Biz azaba uğratılacak da değiliz.(Şuara-138). Dediler ki: Sen
bize tek Allah'a kulluk etmemiz ve atalarımızın tapmakta olduklarını
bırakmamız için mi geldin? Eğer doğrulardan isen, bizi tehdit
ettiğini (azabı) bize getir.(Araf-70)
(Hûd) dedi ki: "Üzerinize
Rabbinizden bir azap ve bir hışım inmiştir. Haklarında Allah'ın
hiçbir delil indirmediği, sadece sizin ve atalarınızın taktığı
kuru isimler hususunda benimle tartışıyor musunuz? Bekleyin öyleyse,
şüphesiz ben de sizinle beraber bekleyenlerdenim!"(Araf-71)
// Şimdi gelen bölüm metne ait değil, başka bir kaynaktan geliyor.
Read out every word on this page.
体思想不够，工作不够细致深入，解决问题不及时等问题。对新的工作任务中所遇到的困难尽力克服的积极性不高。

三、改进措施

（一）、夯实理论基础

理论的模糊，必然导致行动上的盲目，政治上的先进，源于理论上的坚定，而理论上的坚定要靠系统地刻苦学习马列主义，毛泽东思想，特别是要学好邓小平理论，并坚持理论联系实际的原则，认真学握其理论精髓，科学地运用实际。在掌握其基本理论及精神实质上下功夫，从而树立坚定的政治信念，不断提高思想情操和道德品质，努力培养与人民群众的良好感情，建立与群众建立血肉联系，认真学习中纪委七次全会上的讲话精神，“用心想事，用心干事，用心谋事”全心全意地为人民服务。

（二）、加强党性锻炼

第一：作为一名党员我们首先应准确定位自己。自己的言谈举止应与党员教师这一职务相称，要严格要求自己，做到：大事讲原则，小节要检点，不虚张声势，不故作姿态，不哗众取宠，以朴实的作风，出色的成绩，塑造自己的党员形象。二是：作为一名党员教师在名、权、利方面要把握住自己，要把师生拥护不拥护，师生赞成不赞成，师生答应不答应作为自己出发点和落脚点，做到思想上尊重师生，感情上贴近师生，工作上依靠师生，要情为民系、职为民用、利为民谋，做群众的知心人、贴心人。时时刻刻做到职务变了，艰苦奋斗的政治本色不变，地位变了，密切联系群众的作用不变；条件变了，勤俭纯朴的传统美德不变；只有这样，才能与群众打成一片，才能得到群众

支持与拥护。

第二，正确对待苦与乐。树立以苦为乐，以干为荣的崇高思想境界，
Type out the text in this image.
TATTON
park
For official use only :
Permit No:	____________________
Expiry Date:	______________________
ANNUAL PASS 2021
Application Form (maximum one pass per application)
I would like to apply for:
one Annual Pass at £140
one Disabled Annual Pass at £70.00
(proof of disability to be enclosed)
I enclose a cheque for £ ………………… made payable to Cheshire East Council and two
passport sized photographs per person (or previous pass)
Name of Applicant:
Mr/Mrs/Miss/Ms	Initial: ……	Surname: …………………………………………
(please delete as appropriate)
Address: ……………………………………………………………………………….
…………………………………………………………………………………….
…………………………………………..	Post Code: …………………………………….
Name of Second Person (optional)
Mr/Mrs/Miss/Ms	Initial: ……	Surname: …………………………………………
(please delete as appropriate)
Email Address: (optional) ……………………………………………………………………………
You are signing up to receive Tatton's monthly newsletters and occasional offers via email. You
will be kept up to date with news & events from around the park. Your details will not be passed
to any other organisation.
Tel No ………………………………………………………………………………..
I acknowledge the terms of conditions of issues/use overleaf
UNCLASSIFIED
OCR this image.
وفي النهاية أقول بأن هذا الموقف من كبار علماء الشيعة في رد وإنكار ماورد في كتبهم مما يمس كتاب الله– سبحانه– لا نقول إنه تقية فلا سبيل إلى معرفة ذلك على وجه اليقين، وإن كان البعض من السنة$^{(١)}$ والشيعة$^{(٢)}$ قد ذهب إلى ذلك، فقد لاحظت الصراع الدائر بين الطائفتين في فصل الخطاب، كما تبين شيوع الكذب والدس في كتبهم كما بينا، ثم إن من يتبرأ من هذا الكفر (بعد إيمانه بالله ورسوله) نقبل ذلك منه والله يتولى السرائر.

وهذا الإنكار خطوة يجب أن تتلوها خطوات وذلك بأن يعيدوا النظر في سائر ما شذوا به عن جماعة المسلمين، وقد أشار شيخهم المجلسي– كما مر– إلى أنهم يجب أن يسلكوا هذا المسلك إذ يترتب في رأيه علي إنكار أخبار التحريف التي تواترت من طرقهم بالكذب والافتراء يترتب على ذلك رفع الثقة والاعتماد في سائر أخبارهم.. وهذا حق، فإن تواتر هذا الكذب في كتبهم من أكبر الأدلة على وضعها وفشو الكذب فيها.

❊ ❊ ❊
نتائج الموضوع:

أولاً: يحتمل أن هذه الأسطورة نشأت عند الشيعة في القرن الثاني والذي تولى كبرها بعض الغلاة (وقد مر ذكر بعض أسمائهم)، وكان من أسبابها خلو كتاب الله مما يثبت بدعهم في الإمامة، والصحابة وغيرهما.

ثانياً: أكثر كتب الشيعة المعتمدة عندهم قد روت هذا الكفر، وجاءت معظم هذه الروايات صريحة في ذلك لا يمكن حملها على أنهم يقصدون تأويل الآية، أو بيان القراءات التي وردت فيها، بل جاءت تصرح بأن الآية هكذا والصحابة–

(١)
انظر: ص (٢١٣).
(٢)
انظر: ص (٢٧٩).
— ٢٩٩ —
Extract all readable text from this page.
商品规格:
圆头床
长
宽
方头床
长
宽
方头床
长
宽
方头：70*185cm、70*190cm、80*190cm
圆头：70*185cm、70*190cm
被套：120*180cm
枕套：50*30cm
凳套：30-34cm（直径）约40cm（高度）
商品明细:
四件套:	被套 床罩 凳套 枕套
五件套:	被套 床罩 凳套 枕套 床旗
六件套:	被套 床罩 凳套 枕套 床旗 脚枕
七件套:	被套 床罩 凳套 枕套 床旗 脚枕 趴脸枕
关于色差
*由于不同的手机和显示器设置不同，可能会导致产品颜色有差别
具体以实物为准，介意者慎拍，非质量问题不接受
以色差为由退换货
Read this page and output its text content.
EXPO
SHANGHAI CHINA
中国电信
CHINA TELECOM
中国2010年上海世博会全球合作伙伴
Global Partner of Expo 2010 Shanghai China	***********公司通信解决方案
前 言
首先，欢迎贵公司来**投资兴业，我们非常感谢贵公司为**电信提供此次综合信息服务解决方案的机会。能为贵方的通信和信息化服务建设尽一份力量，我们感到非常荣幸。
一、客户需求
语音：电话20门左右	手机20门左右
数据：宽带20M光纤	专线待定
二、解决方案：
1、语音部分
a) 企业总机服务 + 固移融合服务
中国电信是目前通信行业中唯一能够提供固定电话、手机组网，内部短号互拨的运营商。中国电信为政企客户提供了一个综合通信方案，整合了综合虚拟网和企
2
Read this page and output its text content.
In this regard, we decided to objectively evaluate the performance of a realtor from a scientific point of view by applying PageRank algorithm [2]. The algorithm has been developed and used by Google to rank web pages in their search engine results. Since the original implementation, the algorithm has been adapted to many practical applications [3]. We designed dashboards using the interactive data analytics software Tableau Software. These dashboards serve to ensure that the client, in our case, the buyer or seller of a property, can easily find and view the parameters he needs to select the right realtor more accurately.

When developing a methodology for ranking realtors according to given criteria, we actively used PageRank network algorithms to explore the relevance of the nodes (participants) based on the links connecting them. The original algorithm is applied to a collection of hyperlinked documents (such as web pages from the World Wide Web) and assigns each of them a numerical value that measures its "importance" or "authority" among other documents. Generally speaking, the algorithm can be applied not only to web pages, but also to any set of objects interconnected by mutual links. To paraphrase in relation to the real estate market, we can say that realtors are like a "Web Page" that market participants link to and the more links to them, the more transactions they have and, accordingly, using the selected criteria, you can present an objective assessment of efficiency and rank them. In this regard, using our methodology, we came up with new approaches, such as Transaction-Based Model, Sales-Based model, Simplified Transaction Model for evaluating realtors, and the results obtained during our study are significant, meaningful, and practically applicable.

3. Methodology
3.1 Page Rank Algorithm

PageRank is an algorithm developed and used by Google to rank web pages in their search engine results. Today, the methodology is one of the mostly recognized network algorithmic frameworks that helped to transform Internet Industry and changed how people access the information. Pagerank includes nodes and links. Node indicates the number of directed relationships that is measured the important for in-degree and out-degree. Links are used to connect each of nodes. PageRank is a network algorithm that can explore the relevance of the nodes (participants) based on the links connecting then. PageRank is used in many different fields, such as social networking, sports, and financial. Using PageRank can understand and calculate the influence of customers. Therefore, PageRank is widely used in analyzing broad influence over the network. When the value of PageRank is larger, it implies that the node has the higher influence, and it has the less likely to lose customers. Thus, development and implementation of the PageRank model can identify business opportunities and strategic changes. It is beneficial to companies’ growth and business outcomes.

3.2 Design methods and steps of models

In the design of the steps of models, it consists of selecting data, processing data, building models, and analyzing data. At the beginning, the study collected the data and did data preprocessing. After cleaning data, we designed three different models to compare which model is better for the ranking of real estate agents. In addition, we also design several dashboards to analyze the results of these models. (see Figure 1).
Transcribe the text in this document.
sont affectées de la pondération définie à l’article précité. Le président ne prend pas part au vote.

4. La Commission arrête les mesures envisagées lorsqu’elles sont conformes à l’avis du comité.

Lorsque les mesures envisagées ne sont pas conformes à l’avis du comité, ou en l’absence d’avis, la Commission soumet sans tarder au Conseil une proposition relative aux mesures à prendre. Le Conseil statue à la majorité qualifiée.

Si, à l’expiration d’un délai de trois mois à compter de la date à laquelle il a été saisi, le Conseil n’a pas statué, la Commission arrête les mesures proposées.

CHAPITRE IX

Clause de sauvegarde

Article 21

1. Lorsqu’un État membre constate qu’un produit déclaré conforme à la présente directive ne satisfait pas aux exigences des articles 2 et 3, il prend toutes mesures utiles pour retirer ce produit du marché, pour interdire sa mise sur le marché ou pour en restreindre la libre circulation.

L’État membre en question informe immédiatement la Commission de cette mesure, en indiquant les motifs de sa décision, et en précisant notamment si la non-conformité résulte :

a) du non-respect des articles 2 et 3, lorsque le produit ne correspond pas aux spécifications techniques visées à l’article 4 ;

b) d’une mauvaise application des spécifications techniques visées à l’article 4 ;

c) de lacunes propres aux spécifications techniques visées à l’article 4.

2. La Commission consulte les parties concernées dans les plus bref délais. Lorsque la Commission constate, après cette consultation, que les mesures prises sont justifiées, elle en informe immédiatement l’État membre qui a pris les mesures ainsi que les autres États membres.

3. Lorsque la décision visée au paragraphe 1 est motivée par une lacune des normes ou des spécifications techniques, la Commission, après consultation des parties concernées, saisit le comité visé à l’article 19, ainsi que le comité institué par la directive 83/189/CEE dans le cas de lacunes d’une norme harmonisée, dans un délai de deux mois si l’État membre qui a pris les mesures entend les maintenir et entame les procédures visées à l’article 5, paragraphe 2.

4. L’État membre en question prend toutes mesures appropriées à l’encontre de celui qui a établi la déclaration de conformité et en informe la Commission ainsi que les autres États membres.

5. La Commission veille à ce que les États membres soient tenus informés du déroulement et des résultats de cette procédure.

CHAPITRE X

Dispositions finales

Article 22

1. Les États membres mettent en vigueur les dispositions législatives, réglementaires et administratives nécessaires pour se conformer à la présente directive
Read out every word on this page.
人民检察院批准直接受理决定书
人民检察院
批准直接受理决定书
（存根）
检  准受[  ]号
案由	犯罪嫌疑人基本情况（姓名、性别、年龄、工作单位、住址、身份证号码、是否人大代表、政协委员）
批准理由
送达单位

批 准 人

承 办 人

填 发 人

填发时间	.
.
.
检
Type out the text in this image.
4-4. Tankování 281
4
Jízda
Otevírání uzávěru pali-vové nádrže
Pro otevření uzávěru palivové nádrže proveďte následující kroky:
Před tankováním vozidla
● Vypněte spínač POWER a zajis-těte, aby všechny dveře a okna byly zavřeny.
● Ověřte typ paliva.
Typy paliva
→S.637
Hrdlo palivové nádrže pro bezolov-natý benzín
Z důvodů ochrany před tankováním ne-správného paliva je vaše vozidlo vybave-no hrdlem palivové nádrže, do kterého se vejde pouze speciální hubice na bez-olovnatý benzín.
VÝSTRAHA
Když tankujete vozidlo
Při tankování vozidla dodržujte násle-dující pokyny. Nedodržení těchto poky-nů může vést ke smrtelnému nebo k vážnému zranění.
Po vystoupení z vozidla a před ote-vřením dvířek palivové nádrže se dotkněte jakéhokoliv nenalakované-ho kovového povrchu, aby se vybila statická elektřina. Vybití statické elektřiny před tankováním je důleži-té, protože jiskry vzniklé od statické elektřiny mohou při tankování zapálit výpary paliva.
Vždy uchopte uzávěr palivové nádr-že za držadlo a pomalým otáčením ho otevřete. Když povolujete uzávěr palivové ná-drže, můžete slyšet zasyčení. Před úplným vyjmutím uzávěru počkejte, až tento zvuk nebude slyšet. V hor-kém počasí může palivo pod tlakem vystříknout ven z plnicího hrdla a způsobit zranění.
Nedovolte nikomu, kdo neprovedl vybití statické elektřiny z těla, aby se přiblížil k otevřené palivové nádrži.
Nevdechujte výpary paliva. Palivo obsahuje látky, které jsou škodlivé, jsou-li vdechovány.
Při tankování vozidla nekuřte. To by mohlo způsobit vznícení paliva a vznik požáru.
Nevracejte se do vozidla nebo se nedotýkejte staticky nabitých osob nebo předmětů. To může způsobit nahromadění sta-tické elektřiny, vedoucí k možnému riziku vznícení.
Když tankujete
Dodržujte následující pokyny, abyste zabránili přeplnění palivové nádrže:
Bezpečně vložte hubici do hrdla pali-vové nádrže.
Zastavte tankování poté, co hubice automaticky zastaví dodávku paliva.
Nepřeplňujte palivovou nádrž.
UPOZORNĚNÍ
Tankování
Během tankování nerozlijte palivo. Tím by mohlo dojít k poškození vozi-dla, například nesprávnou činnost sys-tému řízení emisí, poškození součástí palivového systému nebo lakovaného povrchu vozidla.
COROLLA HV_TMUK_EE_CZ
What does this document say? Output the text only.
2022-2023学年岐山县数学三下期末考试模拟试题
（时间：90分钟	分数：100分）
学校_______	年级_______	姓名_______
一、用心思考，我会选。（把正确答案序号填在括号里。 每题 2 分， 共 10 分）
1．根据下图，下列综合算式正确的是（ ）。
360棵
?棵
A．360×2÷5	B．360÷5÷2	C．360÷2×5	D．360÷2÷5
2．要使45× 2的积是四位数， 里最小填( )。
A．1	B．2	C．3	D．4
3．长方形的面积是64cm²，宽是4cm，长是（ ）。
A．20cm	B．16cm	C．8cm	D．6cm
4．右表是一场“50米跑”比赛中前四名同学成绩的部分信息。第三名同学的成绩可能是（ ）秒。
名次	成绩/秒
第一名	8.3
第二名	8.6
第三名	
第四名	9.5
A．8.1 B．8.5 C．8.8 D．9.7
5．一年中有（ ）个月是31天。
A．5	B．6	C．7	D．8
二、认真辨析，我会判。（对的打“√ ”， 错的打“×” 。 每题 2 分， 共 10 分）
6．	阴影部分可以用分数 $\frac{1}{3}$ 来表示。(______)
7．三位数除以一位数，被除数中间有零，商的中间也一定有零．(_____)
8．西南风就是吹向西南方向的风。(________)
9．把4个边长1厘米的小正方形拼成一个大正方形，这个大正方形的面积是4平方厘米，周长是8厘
Onu ve onunla beraber olanları rahmetimizle kurtardık ve âyetlerimizi
yalanlayıp da iman etmeyenlerin kökünü kestik.(Araf-72)
Âd kavmi ise, uğultulu, kasıp
kavuran bir fırtına ile mahvedildiler.(Hakka-6).
Allah onu, ardarda yedi gece, sekiz gün onların üzerine musallat
etti. Öyle ki (eğer orada olsaydın), o kavmi, içi boş hurma kütükleri
gibi oracıkta yere serilmiş halde görürdün.(Hakka-7).
Şimdi onlardan
arda kalan bir şey görüyor musun?(Hakka-8)
Böylece onu yalancılıkla suçladılar;
biz de kendilerini helâk ettik. Doğrusu bunda büyük bir ibret
vardır; ama çokları iman etmezler.(Şuara-139).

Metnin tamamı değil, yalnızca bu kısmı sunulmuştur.